Germany has committed to providing another €3.5 million ($3,841,000) over the next two years to the Halo Trust for landmine clearance in Cambodia in a bid to help the Kingdom reach its landmine-free goal in 2025.
The pledge came as the German Ambassador to Cambodia Christian Berger and Cambodian Mine Action and Victim Assistance Authority (CMAA) first vice-president Ly Thuch, made a joint visit to a minefield in O’Smach commune, in Samrong district, Oddar Meanchey province, on March 17.
“Germany has pledged to contribute an additional $3.8 million to landmine clearance in Cambodia through 2020 and 2021. The mine clearance organisation Halo Trust will be in charge of implementing the programme.
“Mines are a legacy of an agonising past and remain an impediment to development. We – the government and international partners – need to step up our efforts to achieve a landmine-free Cambodia by 2025,” the German Embassy in Cambodia said in a Facebook post on Wednesday.

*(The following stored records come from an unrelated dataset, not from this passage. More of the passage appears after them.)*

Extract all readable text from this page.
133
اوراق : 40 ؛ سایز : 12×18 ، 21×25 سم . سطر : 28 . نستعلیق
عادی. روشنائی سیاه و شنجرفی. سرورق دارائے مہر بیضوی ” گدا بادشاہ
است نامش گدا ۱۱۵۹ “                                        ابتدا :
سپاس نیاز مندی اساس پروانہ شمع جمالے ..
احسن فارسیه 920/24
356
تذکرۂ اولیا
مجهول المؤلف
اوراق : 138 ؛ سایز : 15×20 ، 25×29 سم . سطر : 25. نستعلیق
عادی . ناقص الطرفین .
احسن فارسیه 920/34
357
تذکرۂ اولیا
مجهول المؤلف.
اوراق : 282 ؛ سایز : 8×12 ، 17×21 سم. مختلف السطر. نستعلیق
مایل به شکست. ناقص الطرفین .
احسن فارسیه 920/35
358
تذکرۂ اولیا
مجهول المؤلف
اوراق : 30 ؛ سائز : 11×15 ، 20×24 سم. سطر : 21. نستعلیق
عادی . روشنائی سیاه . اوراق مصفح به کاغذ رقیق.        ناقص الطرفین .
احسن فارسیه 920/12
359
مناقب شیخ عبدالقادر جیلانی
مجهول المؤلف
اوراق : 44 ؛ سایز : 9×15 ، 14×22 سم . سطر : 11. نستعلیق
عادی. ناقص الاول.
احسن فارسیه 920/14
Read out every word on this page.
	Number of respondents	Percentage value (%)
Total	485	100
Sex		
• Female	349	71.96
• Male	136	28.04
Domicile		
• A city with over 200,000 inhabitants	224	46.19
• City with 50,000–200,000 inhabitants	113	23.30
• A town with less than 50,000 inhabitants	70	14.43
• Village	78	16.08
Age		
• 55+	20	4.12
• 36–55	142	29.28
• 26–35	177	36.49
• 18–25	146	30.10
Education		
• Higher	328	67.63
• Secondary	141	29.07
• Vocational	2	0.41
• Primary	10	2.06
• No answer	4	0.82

The embassy quoted Berger as saying in the post: “Germany is committed to continuing supporting mine clearance activities in the country to achieve the 2025 goal.”
Land that has already been de-mined after clearance by a German-funded team last year is now being used to grow cassava, cashew, maize, rice, rubber tree, and mangoes, the German embassy said in a press release on Wednesday.
“Almost 1,500 tons of crops will be grown every year on cleared land, generating steady and sustainable income for farmers and jobs for communities,” it said.
CMAA announced that as of February this year, Halo Trust had cleared about 12sq km and destroyed 3,421 anti-human mines, 127 anti-tank mines and 3,506 unexploded ordnances benefitting over 140,000 people.
“Germany has provided Halo Trust with €7.25 million in humanitarian mine clearance aid in Cambodia since 2016, of which €2.5 million has been allocated for mine action in 2020,” said Thuch.
Thuch told The Post on Wednesday that German assistance was crucial in achieving the government’s landmine-free goal. He said the CMAA must also accelerate, strengthen and improve the effectiveness of its mine action activities to achieve the plan.
“This generous German aid has played a vital part in getting rid of the hidden killer.
“We need to use modern equipment that saves time and money, to help us clear mines faster and more efficiently. This money will allow us to do that.
“The new equipment includes devices that detect mines more effectively. When we point the device to touch an iron substance, it alerts the controller with an ‘iron’ alert sign.
When it touches a mine, it alerts with a ‘mine’ sign. This vastly improves the speed and effectiveness of our work,” Thuch told The Post.